MINING giant Rio Tinto has signed up with the Royal Flying Doctor Service for a further four years to sponsor the Life Flight aero medical jet.
The new, $6 million agreement further strengthens the two organisation’s relationship, which was given a boost in October 2009 when the Rio Tinto Life Flight jet was launched.
Rio’s president of Pilbara operations, Greg Lilleyman, said the $6 million agreement brought the company’s total amount of funding support for the RFDS to $11 million.
He insists the funding package is not a sponsorship, or a gift, or even a donation, but a partnership between two like-minded companies.
RFDS chief executive officer Grahame Marshall agrees the relationship is much more than merely a financial one.
“It’s not just about putting money into a jet that benefits everybody,” Mr Marshall told WA Business News.
“It’s really about the community spirit going between two organisations that operate in remote areas and have a similar commitment to communities and good outcomes for WA”.

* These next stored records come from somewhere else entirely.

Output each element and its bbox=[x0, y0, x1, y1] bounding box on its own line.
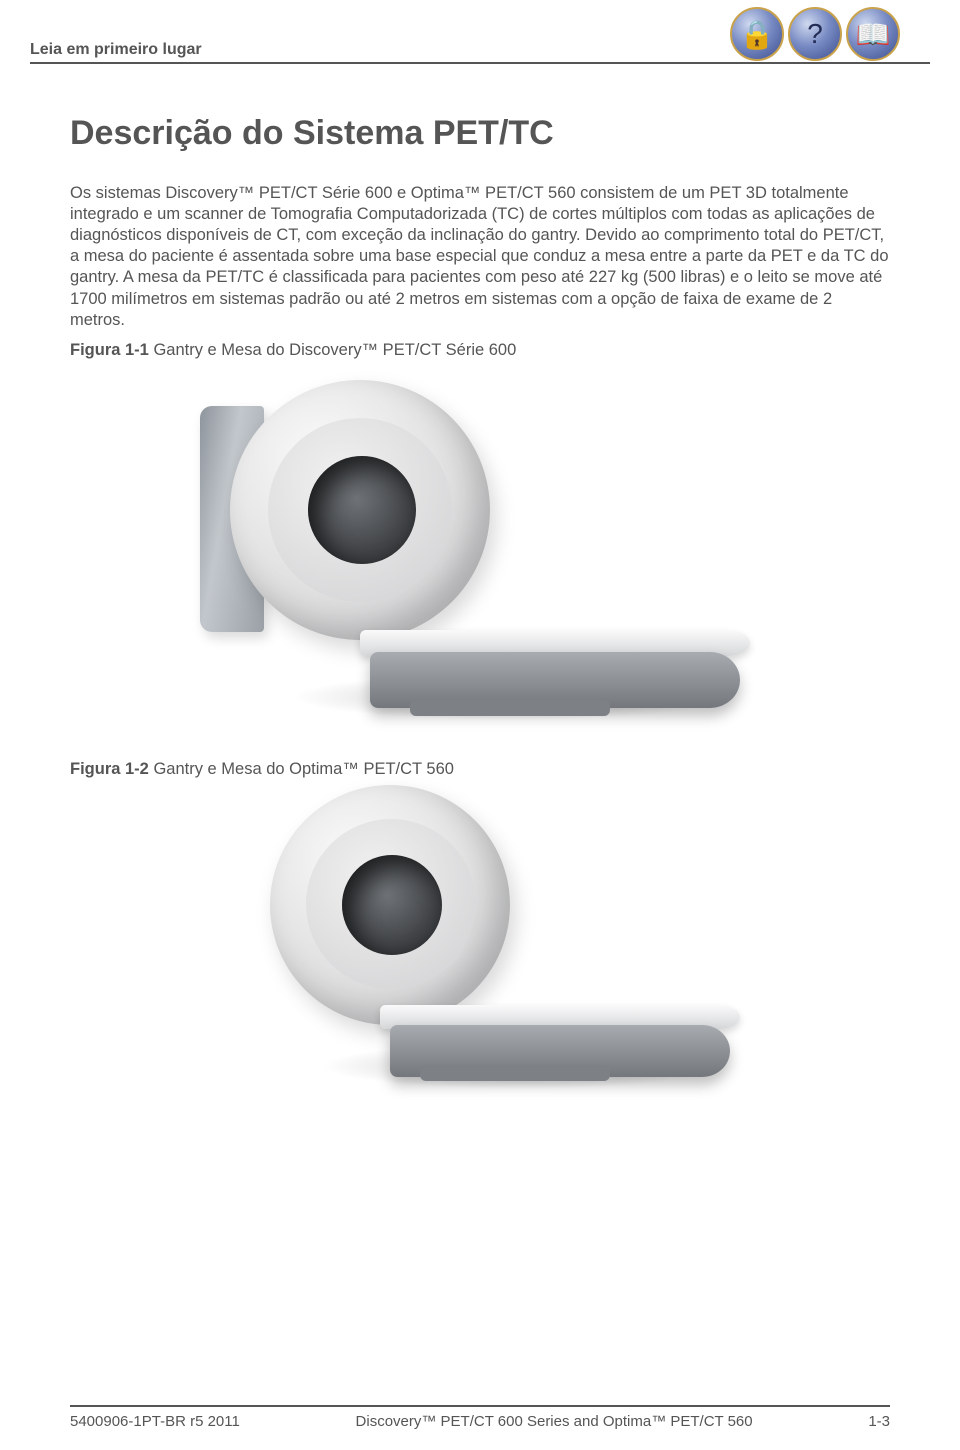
footer-page-number: 1-3 bbox=[868, 1413, 890, 1430]
footer-doc-id: 5400906-1PT-BR r5 2011 bbox=[70, 1413, 240, 1430]
header-section-title: Leia em primeiro lugar bbox=[30, 41, 202, 59]
main-title: Descrição do Sistema PET/TC bbox=[70, 114, 890, 153]
header-icon-group: 🔒 ? 📖 bbox=[730, 7, 900, 61]
scanner-illustration-1 bbox=[200, 370, 760, 730]
figure-1-label: Figura 1-1 bbox=[70, 341, 149, 359]
figure-1-text: Gantry e Mesa do Discovery™ PET/CT Série… bbox=[149, 341, 516, 359]
figure-2-label: Figura 1-2 bbox=[70, 760, 149, 778]
page-footer: 5400906-1PT-BR r5 2011 Discovery™ PET/CT… bbox=[0, 1405, 960, 1430]
help-icon[interactable]: ? bbox=[788, 7, 842, 61]
figure-1-image bbox=[70, 370, 890, 750]
footer-rule bbox=[70, 1405, 890, 1407]
lock-icon[interactable]: 🔒 bbox=[730, 7, 784, 61]
figure-2-text: Gantry e Mesa do Optima™ PET/CT 560 bbox=[149, 760, 454, 778]
page-content: Descrição do Sistema PET/TC Os sistemas … bbox=[0, 64, 960, 1115]
book-icon[interactable]: 📖 bbox=[846, 7, 900, 61]
intro-paragraph: Os sistemas Discovery™ PET/CT Série 600 … bbox=[70, 183, 890, 331]
page-header: Leia em primeiro lugar 🔒 ? 📖 bbox=[0, 0, 960, 62]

“The black and white of it is, if they took their partnership away, the jet wouldn’t be operating,” he said.
Mr Marshall said the introduction of the jet had enabled the RFDS to better meet the increasing demand for its services across a greater area of Western Australia.
Demand for services was growing at 8 per cent per year; a much higher rate than any other state.
Since its first flight in October
2009, the Life Flight has flown 2,115 hours and evacuated 867 patients.
It is capable of transporting two patients at a time and flying from one end of the state to the other in about three hours.
The other aircraft in the Royal Flying Doctor Service fleet take twice that time to travel the same distance and also need to stop to refuel.
The jet proved its value in 2011 when a dense cloud of ash from a South American volcano eruption contaminated the skies, consequently grounding all aircraft in WA.
The Life Flight jet, however, was able to fly beneath the ash and transport baby Bronwyn Bevan to the east coast for emergency heart surgery that could only be performed in Melbourne.
In its pitch for the program to be continued beyond the initial three-year phase, the RFDS presented its business case to the Rio Tinto Future Fund board, reporting not only the success of the jet but also how the miner could further benefit from their relationship.
He said Rio Tinto’s employees in WA had voiced a strong desire to support the Royal Flying Doctor and that many had a personal connection to the service.
“People shouldn’t be disadvantaged for living and working in remote areas,” Mr Lilleyman said.